Reliable or Deceptive? Investigating Gated Features for Smooth Visual Explanations in CNNs
Soham Mitra, Atri Sukul, Swalpa Kumar Roy, Pravendra Singh, Vinay Verma
TL;DR
The paper addresses the interpretability gap in CNN decisions by refining visual explanations through ScoreCAM++. By replacing ScoreCAM's normalization with a tanh-based function and applying tanh to upsampled activation maps, ScoreCAM++ explicitly gates low-priority regions and magnifies high-priority ones. The approach is formalized with $L_{ScoreCAM++}^c = ReLU(\sum_k \alpha_k^c \cdot tanh(A^k_l))$, where $H^k_l = s(Up(A^k_l))$ and $s(.) = tanh(.)$, and $\alpha_k^c$ encodes the change in confidence.

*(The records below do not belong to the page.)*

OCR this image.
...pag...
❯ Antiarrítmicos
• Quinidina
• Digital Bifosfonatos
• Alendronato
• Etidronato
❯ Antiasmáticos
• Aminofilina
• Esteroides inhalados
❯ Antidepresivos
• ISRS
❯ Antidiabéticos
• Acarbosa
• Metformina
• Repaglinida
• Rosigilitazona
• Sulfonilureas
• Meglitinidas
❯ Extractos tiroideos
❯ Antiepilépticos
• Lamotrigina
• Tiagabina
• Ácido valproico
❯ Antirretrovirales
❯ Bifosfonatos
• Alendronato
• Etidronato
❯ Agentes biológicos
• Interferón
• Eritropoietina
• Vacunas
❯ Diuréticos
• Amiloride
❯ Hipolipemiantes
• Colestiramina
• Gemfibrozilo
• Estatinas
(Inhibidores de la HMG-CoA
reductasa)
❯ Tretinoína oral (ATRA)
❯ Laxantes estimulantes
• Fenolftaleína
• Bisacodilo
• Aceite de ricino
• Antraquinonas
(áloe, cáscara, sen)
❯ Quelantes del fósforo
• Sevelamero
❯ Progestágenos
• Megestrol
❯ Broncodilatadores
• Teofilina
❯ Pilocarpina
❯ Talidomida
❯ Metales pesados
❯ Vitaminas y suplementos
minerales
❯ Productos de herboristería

Extensive experiments on Dogs/Cats and ImageNet across ResNet-18, VGG-19, and ViT show consistent improvements in Average Drop, Increase in Confidence, and Win Percentage over ScoreCAM and other baselines, supported by qualitative visualizations. Ablation studies confirm the benefit of tanh normalization and upsampled scaling, highlighting ScoreCAM++ as a practical, more trustworthy method for visual explanations in CNNs.
Abstract
Deep learning models have achieved remarkable success across diverse domains. However, the intricate nature of these models often impedes a clear understanding of their decision-making processes. This is where Explainable AI (XAI) becomes indispensable, offering intuitive explanations for model decisions. In this work, we propose a simple yet highly effective approach, ScoreCAM++, which introduces modifications to enhance the promising ScoreCAM method for visual explainability. Our proposed approach involves altering the normalization function within the activation layer utilized in ScoreCAM, resulting in significantly improved results compared to previous efforts. Additionally, we apply an activation function to the upsampled activation layers to enhance interpretability. This improvement is achieved by selectively gating lower-priority values within the activation layer. Through extensive experiments and qualitative comparisons, we demonstrate that ScoreCAM++ consistently achieves notably superior performance and fairness in interpreting the decision-making process compared to both ScoreCAM and previous methods.